The Gold Price jumped sharply for US and Euro investors as Thursday's New York opening drew near, gaining 1.7% and 1.4% respectively as world stock markets fell despite fresh cuts to central-bank interest rates.
"Expectations of future inflation and Dollar depreciation are driving the market right now," reckons Bayram Dincer, an analyst at Dresdner Bank, speaking to Bloomberg from Zurich.
"Layer on top of [shrinking supply] all the liquidity, the printing of money and the other measures the government is taking," adds Joe Foster, gold manager at the $8 billion Van Eck Funds in New York, and "it could create an explosive situation."
Thursday's fresh cuts to world interest rates confirmed the currency markets' deflationary verdict on falling premiums, first seen last year as the US Fed and Bank of Japan cut their rates to zero and their currencies leapt.
Early in Prague, the Czech central bank slashed its interest rates by half of one per cent, matching an all-time low at 1.75% and sparking a bounce in the Czech Koruna vs. the Euro.
Midday here in London, the Bank of England today took its base rate further into record-low territory at 1.0%. Currency traders then pushed the Pound Sterling to a two-week high above $1.4650.
But the European Central Bank (ECB) in Frankfurt failed to reduce its cost of money this week, holding its rates steady at 2.0%.
The Euro spiked down on the news, losing 2¢ from this week's high to trade below $1.2850 – a level first broken (on the way up) in Jan. 2004.
Priced in Euros, the value of gold – which yields nothing but also carries no counter-party default risk – rose to a 3-session high of €720 an ounce, more than 14% higher for 2009 to date.
"Overall it's still a bullish chart but with near-term downside risk," says Phil Smith in his technical analysis of the Gold Market for Reuters India today.
Pointing to the "trendline break" of the upwards move starting in mid-Jan., "the line is now acting as overhead resistance," Smith adds.
"The market reacted down after bumping up against resistance at 935."
Also in India today – destination for one-fifth of the world's physical gold sales each year – the Press Trust of India reports rising demand from jewelers and retail consumers amid the current Hindu marriage season.
But "buying activity is [still] limited as prices are high," said one bank gold-dealer to Reuters this morning.
"There is not much demand," agrees another dealer, citing a "psychological barrier" to consumer jewelry demand at 14,000 Rupees per 10 grams.
Tuesday saw the Federal Reserve in Washington extend until Oct. 30th five emergency lending programs for US commercial banks, previously scheduled to expire at the end of April.

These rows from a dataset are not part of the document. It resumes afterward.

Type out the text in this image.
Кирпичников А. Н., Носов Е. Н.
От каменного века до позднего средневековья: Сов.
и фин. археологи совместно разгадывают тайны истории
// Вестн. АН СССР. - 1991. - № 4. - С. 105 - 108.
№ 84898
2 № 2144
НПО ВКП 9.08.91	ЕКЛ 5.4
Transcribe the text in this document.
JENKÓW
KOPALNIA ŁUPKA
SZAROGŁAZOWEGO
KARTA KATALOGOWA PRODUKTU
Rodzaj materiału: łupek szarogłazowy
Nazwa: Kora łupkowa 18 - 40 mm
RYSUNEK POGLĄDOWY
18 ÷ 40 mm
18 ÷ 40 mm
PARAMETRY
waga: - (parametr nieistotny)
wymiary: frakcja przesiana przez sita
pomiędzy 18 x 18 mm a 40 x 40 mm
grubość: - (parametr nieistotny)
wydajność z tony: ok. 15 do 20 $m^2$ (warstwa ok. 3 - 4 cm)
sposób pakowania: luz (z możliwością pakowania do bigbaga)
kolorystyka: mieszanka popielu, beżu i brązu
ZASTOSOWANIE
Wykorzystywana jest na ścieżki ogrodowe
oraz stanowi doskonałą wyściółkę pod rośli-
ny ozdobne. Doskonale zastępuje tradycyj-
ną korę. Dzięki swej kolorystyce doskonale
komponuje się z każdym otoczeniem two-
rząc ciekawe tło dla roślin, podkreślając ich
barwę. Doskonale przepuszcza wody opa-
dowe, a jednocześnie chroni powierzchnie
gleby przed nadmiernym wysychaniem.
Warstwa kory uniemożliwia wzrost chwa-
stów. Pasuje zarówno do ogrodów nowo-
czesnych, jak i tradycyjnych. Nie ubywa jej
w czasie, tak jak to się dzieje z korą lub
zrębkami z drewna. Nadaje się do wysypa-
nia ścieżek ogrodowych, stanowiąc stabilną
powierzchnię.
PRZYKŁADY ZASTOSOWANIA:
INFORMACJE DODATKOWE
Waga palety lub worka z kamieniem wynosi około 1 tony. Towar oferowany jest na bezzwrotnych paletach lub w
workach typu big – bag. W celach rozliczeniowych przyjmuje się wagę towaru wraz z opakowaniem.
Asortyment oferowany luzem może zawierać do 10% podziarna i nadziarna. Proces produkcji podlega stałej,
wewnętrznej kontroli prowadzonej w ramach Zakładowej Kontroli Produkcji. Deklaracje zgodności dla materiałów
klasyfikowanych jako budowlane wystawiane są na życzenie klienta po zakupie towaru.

The US central bank also extended a "swap line" agreement with 13 other major central banks, saying it would "address continued pressures in global US Dollar funding markets."
Swiss reinsurance giant Swiss Re today said it's asked legendary US investor Warren Buffett to fund half of a CHF 5 billion cash raising ($4.3bn) after reporting a CHF1bn loss for 2008.
By year-end, Swiss Re says, its capital base stood CHF2bn ($2.32bn) below the level needed to retain its crucial AA credit rating.
Over in Frankfurt meantime, Germany largest bank – Deutsche – revealed its biggest ever annual loss at €3.9 billion ($5bn).
In the last 3 months of 2008, corporate banking and securities dealing at Deutsche Bank lost €5.8bn before tax.
New data today showed German manufacturing orders shrinking for the fourth month running in December, down almost 7% month-on-month.
Yesterday the Kremlin in Moscow said it will pump the equivalent of $40 billion into Russia's ailing banks.
The Russian Ruble has lost one-third of its value since summer '08 despite offering 13% interest rates.
On Tuesday the Reserve Bank of Australia cut its interest rate to a 45-year low. The Aussie Dollar bounced from near-6 year lows in response.
Yesterday the central bank of Norway cut its target interest rate by 50 basis points to 2.50%. The Norwegian Krone turned higher after losing one-third of its value vs. the Dollar since July last year.